The naturally occurring asphalt deposits have been in existence for tens of thousands of years, trapping animals such as mammoths, saber-toothed tigers, dire wolves, and sloths, and preserving their skeletal remains.
The indigenous Tongva people who lived in what is now the Los Angeles area used the asphalt and tar deposits for waterproofing material in structures and boats, which allowed them to navigate the Pacific Ocean to villages in what is now the Channel Islands.
In 1828, the Mexican government designated over 4,400 acres of the area as Rancho La Brea to Antonio Jose Rocha, under the condition that the asphalt can be freely mined for public use.

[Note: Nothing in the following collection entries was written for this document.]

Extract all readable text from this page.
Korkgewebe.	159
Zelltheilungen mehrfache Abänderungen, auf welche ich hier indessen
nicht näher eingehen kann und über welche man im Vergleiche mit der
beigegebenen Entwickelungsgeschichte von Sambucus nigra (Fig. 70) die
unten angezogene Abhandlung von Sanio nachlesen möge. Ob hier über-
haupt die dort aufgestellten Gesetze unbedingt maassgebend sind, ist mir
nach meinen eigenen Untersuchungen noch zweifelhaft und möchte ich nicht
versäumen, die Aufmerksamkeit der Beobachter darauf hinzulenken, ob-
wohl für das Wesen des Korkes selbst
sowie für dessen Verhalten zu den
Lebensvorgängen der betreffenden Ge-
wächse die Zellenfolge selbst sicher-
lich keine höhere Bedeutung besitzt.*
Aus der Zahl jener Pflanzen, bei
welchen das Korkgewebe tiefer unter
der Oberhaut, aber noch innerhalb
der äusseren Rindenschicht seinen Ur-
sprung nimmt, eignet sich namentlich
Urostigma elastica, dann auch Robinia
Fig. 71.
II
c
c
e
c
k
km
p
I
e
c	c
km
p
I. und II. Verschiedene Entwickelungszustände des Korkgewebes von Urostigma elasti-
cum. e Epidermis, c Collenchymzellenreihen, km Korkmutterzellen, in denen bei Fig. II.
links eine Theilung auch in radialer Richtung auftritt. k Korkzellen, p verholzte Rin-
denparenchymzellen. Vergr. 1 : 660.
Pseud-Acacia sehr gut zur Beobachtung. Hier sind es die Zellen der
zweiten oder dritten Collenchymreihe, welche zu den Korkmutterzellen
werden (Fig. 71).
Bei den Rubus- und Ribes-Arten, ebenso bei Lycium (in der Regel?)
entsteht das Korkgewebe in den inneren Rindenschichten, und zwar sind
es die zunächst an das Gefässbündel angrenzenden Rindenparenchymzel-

As early as 1875, fossilized bones of animals were discovered in the area, subsequent discoveries in the early 1900s confirmed this claim, and the Los Angeles Museum of History, Science and Art (now the Natural History Museum of Los Angeles County) began archaeological digs in 1913, yielding 95 sites and 750,000 fossil specimens until 1915. The last private owner of the land, petroleum magnate George Allan Hancock, aware of the archeological value of his property, donated 23 acres of his land to the County of Los Angeles in 1924.
Although excavations activity was limited in the years following, towards the late 20th century, the Natural History Museum, which previously exhibited the La Brea fossils seven miles away, began building a dedicated museum at the county-owned Rancho La Brea site next to the L.A. County Museum of Art. The building was named after local developer, entrepreneur, and philanthropist George C. Page, who developed an interest in the La Brea fossils since his youth, and donated much of the funding to build the new museum.
Appropriately enough, even the museum's construction in 1975 yielded the largest collection of articulated fossil specimen on the property. The museum featured life-sized display of the Ice Age mammals, and pavilions were built around a number of the dig sites. The iconic mammoth family statues were installed in the large tar lake facing Wilshire Boulevard, creating one of the region's most popular attractions.
In 2006, the construction of LACMA's parking garage yielded another major fossil specimen discovery, as well as another excavation project in 2008.